An adjuvant is a pharmacological and/or immunological agent that are added to vaccines in order to modify the immune response by boosting it such as to give a higher amount of antibodies and a longer lasting protection. While adjuvants have been licensed and used in vaccines for more than a century, only recently have we began to unravel the mechanisms by which they enhance the immune responses to vaccines. We use peptide and protein antigen arrays to profile vaccine-induced antibody responses in animal models and in humans. The goal of this project was to test whether adjuvants can also act by shifting the immunodominance pattern of the vaccine induced responses.  

We have recently shown that treating mice with low-dose of rapamycin during a sub-lethal influenza H3N2 infection protects them from a lethal challenge with H5N1, H1N1 or H7N9 influenza strains.
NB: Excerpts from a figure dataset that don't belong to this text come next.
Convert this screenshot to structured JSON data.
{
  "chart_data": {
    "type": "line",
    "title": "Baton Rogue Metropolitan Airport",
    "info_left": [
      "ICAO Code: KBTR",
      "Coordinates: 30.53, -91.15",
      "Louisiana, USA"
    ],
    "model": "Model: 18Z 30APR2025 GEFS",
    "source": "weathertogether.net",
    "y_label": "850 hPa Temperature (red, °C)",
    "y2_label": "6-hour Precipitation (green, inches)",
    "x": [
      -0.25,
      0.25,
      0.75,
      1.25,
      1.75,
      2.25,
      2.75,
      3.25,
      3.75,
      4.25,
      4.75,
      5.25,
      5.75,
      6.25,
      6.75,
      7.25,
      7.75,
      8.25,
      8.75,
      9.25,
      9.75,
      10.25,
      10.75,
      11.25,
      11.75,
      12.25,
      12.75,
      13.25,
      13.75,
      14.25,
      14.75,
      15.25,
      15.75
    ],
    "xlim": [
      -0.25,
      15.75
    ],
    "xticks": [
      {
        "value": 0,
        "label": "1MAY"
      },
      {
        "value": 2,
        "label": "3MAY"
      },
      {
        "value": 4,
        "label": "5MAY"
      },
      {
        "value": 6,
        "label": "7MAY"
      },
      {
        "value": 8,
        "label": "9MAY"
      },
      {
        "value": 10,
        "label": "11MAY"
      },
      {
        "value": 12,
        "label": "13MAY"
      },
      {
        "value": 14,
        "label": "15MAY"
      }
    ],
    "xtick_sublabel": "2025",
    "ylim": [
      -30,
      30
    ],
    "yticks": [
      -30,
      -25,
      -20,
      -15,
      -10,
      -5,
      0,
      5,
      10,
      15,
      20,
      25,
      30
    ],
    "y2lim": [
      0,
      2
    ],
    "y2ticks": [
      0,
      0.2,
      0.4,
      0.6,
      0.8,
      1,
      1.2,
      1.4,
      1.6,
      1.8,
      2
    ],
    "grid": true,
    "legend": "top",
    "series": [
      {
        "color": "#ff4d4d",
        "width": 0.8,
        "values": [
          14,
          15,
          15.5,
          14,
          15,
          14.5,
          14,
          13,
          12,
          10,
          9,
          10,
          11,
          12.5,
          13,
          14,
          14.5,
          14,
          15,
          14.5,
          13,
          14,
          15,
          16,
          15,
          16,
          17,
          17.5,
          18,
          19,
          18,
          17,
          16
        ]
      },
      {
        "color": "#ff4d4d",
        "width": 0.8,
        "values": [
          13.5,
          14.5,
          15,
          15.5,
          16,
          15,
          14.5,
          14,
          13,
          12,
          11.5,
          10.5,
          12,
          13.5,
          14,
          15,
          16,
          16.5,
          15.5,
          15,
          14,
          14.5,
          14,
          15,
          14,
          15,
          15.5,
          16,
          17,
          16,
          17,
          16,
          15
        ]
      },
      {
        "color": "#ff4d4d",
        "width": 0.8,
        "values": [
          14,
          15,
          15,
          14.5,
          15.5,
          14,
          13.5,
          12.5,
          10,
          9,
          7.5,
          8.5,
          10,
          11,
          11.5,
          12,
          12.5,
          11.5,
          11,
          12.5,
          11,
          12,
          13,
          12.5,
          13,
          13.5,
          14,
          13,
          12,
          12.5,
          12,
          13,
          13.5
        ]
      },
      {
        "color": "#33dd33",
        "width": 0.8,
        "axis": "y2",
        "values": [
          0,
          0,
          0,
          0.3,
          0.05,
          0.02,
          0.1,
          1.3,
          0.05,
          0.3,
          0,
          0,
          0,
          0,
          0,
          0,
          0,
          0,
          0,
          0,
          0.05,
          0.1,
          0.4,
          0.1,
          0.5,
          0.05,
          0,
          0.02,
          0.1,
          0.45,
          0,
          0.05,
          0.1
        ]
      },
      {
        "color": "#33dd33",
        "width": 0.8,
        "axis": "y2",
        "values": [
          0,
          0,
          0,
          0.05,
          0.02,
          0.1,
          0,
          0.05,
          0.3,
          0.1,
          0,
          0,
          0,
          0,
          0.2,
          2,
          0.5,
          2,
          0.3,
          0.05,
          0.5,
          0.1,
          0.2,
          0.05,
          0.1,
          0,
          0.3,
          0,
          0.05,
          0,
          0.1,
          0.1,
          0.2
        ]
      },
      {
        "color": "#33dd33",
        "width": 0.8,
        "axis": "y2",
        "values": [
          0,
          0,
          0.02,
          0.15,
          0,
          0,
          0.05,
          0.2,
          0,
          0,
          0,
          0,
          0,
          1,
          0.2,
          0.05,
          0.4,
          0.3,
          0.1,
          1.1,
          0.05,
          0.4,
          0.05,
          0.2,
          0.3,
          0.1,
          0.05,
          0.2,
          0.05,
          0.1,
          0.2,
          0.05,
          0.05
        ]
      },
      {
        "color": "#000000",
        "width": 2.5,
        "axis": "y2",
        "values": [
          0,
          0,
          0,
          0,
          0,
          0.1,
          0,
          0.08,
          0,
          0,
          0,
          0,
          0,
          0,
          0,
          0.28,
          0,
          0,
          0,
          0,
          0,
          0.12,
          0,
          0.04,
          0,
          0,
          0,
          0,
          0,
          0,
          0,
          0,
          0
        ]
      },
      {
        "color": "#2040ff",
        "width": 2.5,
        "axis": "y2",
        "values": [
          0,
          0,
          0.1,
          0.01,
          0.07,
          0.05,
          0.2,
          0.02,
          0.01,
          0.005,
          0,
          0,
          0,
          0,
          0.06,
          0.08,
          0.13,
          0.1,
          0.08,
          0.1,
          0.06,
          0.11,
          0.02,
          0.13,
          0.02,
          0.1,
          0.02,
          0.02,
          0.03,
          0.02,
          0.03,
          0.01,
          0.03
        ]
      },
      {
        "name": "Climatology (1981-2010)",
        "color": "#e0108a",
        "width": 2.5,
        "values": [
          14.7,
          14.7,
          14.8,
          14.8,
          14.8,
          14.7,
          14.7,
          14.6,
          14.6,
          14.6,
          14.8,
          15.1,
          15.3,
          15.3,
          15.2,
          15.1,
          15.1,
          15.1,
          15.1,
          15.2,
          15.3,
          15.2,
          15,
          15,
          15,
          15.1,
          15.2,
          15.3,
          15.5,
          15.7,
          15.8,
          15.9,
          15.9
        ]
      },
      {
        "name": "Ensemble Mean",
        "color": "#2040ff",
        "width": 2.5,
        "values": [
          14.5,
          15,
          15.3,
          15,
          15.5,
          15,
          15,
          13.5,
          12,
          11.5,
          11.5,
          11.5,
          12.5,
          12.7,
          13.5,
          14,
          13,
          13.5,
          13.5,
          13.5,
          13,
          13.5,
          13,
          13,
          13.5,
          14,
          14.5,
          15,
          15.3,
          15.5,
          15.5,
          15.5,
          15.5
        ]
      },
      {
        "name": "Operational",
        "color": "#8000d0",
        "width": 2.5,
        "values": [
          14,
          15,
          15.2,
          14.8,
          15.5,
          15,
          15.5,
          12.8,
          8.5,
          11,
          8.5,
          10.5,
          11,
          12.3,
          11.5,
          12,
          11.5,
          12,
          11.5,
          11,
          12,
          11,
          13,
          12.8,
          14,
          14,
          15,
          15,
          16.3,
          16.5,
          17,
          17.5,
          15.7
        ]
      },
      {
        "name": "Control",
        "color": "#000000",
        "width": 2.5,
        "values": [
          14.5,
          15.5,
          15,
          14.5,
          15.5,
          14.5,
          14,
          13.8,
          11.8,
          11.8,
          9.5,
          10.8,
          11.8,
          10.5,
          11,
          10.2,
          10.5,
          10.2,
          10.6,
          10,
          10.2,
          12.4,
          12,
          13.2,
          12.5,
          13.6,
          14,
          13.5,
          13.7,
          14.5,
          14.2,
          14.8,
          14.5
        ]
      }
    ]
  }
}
My role in this project was to characterize and compare the influenza antibody repertoire of mice treated with rapamycin to a control group. 




Using antigen microarrays to identify differentially targeted antigens to the H5N1 trimer

Differentially targeted antigens to the H5N1 HA trimer challenge strain. Epitopes to which responses were found to be differentially targeted (p<0.05, Fisher’s test) are plotted on the HA trimer of H5N1. Differentially targeted antigens in the rapamycin group are colored in pink (IgM) and red (IgG) and in blue (IgM) and purple (IgG) in the control group.